Perry called that last charge “absolutely incorrect” during the debate, but even Perry’s defenders acknowledge that immigrants have received more jobs than U.S.-born Texans over the last few years. How many of them were undocumented is harder to tell, and the campaigns continued to spar over the details in the spin room.
If all Romney can do is muddy the waters around Perry's jobs record, count it at least as a partial victory, as it mitigates the advantage that the Texan might have on the campaign trail in trumpeting his success.
Some political observers were skeptical of how effective Romney’s efforts will be.
The tactic is "just a way to stay on offense, but I don't think he can put a dent in his record,” said Dan Bartlett, a former top White House adviser to George W. Bush and a Texan.

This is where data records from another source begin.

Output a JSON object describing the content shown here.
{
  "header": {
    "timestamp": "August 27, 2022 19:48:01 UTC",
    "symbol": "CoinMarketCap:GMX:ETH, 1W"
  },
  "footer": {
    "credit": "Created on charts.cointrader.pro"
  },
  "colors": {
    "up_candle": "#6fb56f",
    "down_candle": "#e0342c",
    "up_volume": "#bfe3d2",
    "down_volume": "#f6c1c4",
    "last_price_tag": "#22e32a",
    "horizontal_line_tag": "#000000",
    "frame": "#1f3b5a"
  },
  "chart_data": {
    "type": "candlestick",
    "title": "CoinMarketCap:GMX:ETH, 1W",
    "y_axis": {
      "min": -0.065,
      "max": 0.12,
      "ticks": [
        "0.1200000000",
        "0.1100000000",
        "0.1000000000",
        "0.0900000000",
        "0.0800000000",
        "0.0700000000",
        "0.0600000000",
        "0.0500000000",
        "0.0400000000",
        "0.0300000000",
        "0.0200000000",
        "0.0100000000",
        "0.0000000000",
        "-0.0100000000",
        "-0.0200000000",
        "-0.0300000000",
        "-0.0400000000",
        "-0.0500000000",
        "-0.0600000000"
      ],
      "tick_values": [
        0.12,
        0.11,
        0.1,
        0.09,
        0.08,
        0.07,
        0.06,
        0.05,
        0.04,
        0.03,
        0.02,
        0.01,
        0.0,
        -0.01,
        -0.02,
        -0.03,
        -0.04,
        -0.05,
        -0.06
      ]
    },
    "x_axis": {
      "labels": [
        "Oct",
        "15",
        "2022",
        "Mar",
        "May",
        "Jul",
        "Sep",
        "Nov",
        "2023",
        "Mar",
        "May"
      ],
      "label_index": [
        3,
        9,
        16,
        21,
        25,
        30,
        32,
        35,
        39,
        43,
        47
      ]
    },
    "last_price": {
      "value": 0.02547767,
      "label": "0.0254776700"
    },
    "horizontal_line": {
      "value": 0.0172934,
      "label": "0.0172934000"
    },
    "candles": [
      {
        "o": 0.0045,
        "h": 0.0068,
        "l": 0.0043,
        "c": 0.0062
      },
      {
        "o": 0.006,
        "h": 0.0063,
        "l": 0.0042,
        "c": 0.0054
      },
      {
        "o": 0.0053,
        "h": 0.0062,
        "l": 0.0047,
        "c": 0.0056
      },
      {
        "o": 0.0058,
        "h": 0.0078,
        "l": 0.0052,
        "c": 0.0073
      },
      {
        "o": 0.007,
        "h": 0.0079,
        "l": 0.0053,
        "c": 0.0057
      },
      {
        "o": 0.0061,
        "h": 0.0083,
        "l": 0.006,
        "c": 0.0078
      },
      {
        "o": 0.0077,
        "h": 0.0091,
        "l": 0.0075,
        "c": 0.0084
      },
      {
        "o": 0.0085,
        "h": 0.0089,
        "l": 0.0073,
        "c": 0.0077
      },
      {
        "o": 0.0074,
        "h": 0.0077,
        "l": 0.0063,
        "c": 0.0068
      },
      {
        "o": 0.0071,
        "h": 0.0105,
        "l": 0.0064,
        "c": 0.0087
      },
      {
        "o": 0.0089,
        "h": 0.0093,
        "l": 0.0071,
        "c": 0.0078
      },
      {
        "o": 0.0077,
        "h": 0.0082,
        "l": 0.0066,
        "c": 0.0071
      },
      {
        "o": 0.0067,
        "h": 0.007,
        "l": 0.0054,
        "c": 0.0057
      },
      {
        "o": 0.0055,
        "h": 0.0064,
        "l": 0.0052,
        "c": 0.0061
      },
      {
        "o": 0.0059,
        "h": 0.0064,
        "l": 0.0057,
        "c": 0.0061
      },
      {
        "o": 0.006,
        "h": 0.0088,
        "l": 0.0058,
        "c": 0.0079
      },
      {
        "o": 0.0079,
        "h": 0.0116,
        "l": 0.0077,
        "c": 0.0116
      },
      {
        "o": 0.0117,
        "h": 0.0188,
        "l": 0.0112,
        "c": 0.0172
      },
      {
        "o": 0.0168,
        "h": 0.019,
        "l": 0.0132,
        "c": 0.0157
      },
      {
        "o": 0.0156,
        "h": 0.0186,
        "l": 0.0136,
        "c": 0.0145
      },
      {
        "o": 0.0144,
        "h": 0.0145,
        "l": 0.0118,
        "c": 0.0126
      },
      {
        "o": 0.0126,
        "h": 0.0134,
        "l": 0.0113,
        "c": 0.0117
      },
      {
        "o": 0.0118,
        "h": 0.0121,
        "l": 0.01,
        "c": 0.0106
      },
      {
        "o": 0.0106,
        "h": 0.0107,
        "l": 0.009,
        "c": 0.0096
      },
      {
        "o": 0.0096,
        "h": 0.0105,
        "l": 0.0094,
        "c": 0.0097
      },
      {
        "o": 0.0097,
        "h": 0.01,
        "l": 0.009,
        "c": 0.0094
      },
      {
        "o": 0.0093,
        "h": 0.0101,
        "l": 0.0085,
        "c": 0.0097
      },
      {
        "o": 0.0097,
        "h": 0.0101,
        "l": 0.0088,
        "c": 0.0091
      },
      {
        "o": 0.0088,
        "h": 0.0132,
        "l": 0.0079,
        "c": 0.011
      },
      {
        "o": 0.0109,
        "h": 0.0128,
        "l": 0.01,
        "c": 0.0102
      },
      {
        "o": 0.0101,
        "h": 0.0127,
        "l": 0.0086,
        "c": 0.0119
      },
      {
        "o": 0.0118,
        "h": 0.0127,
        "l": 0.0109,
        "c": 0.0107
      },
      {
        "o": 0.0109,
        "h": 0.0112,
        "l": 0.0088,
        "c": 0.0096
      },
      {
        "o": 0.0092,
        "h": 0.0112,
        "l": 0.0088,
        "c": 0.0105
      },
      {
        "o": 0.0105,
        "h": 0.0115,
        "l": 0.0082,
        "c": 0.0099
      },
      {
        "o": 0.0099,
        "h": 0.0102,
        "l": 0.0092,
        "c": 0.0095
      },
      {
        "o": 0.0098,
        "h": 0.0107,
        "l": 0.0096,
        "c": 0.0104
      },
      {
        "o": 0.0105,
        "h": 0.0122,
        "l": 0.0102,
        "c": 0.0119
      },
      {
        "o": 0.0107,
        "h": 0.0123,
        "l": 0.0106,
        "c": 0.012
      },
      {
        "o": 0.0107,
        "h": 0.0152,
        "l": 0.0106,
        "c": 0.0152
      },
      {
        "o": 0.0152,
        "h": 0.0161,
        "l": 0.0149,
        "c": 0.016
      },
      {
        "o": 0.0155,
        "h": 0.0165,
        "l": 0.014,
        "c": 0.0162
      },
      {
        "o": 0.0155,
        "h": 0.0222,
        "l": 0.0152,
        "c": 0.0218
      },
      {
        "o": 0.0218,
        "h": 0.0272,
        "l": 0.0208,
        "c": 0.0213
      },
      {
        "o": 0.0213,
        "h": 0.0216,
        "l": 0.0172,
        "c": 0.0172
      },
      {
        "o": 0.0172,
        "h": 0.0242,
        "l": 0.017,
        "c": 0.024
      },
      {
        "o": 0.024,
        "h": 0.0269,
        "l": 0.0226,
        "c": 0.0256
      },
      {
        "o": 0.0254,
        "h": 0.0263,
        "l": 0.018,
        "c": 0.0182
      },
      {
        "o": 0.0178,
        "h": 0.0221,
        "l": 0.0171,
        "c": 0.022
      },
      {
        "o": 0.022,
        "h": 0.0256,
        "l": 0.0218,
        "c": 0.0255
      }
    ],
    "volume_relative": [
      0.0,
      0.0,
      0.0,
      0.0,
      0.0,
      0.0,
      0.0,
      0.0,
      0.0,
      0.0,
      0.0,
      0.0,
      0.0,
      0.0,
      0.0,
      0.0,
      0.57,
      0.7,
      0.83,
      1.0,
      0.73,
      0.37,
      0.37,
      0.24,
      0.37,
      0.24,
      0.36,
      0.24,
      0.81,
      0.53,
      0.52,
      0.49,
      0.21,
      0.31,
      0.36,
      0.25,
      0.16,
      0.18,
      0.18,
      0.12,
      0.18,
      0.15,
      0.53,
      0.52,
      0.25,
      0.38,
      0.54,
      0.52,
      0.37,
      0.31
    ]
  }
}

Jamie Burnett, who was a top New Hampshire official in Romney’s 2008 campaign but is now unaffiliated, said that “any additional doubt that Romney can raise among those considering Perry makes it that much harder for the Texas governor to repair his campaign and fight for vote share and dollars.”
And in Iowa -- which Perry will need to win to have momentum when the race moves to South Carolina and Florida after the Romney strongholds of New Hampshire and Nevada -- he has been especially hurt by his missteps on immigration.
“I think the issue of immigration completely blindsided the Republican nomination fight, and that issue more than any other has blunted any advantage Perry thought he might have on the jobs front,” said Tim Albrecht, a spokesman for Iowa Gov. Terry Branstad.
An Iowa Republican in the state legislature who has not endorsed any of the candidates told HuffPost that “Perry’s jobs message isn't resonating” in the state.
“I hear very little love for Perry right now,” the state lawmaker said.
Cain is currently the hot ticket in the Hawkeye State, according to Republican sources there. And Bradshaw also reported from Florida : "I talk to people every day who are very credible Republicans who say to me with a straight face, 'If the election were today I would vote for Herman Cain.'"
Another top Iowa Republican official cautioned that Perry does not have a lot of time to turn the dynamic around in Iowa.
“Perry has effectively four weeks to do that,” the Republican told HuffPost, noting that once Thanksgiving hits, most Iowans tune politics out, setting the stage for big money TV ad wars to begin in December through the Jan. 3 caucuses.
Burnett said there is still time for Perry.
“I wouldn't count Rick Perry out yet. If he can find a way to win Iowa and South Carolina he has a chance to win the nomination,” he said. “Perry victories in Iowa and South Carolina changes everything and will surely set up Florida as a decisive contest.”
Ryan Grim reported from Las Vegas. Jon Ward reported from Washington.